Etait-ce pour cela que Qwilo était tellement heureux d’être son ami ? Parce qu’il avait besoin de quelqu’un qui puisse le faire sortir quelque temps de son rôle, comme une épaule sur laquelle se reposer ? L’intérêt d’un ami, pour Tac, résidait dans le partage, le soutien, alors avec le recul, elle ne trouva pas que le comportement du ventou allait à l’encontre de cette idée. Essentiellement, on passait sa vie à jouer un rôle sur la scène jusqu’à que l’on trouve quelqu’un pour annoncer l’entracte.
Puis elle arriva au détour d’un couloir et Maël lui dit « Stop ». Arrêtée, elle tourna la tête pour constater la présence d’un cul de sac où on avait entreposé des piles de dossier en désordre. On voyait bien qu’il s’agissait d’une association avant d’une entreprise : certain.e.s employé.e.s gardaient de mauvaises habitudes. Mais il n’y avait pas de porte derrière : juste un mur blanc. Peut-être fallait-il le défoncer pour découvrir une entrée ? Tac s’approcha quand elle entendit son pas faire un bruit sourd. Elle baissa les yeux.
Il y avait du carrelage comme partout dans cette partie de l’étage quatre – on était proches et des toilettes et de la cuisine – mais près du mur gauche, à côté d’une pile jaune, un carreau n’avait pas de ciment pour le lier aux autres.
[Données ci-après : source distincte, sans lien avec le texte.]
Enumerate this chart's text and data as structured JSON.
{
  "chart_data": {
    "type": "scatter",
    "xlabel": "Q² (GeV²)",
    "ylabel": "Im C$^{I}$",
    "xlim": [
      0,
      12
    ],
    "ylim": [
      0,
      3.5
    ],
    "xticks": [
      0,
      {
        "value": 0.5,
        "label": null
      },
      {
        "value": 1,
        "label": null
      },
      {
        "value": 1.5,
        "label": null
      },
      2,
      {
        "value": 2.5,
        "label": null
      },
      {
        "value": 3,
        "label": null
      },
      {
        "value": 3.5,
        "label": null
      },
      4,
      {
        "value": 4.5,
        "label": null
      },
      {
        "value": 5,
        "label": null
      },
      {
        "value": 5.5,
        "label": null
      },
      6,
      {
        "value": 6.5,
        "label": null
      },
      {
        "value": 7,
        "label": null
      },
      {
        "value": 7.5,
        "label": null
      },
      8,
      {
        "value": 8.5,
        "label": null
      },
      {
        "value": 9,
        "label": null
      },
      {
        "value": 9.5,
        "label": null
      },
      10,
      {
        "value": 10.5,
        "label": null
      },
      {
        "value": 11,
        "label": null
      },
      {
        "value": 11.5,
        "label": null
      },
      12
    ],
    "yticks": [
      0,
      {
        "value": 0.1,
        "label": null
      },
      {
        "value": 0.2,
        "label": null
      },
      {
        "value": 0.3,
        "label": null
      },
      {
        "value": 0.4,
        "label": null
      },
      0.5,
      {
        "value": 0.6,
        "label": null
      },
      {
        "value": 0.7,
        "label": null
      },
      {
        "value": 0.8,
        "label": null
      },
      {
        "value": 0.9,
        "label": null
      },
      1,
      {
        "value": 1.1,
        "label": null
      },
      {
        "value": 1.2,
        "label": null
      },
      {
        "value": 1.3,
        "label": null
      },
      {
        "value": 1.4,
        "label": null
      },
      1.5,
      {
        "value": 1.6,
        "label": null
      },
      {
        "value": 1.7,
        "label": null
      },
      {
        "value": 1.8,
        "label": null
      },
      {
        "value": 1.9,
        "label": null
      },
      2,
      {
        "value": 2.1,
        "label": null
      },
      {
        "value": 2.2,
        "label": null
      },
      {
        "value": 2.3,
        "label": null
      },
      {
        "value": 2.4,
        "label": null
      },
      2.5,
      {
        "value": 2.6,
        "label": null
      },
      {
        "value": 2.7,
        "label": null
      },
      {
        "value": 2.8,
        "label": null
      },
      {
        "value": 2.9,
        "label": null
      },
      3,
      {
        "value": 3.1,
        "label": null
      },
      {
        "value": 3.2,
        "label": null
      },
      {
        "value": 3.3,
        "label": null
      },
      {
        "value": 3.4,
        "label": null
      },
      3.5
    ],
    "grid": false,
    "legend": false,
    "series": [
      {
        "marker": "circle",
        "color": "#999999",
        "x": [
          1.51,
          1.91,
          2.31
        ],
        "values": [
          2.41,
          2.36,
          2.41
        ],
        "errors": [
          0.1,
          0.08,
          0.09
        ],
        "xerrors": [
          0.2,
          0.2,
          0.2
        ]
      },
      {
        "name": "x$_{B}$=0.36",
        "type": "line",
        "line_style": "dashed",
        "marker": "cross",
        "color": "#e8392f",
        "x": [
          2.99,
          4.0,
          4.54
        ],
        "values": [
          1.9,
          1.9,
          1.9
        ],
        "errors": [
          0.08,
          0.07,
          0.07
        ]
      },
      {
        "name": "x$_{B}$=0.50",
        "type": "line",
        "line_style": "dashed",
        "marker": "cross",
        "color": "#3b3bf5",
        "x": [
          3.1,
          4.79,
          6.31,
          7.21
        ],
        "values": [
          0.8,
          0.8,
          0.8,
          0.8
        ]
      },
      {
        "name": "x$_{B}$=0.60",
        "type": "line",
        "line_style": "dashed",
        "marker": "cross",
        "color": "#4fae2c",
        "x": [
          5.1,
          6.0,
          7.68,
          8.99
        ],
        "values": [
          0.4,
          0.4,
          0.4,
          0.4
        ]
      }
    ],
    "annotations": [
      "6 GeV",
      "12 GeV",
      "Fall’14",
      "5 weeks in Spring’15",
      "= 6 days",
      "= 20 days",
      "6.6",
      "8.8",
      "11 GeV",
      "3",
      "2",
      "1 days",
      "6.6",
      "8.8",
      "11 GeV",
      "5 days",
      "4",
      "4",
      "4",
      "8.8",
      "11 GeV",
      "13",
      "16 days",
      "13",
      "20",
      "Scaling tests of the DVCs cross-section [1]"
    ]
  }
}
Pourquoi avait-il fait ce bruit quand elle avait approché ? Elle leva puis posa de nouveau le pied par terre et cette fois vit le carreau se déloger légèrement dans un raclement puis retomber en clonck.
— Huh, exprima Tac avec tout le logos que ce phénomène lui inspirait.
Appuyer plus fort fit sauter le carreau de quelques centimètres, lequel renversa les papiers. Au moins y avait-il un amortisseur pour ne pas attirer les curieux. Ou bien tout le monde était dans le coup ; parfois, il fallait penser au pire mais Tac préférait peut-être reléguer cette réalité à la fiction. La braise s’approcha du trou que le carreau dévoila : une lueur s’y abritait.
Elle reconnut la forme du tourbillon, la couleur blanc électrique tamisée par une ombre « lumineuse » : tout avait été découvert dans un livre de cours de quatrième. C’était un Vortex de Transportation.
Sans réfléchir aux conséquences, elle approcha sa main. Dès que ses doigts effleurèrent la substance plasmique virevoltante, le corps de Tac s’embrasa et se dispersa, avant d’être aspiré à l’intérieur du tunnel magique.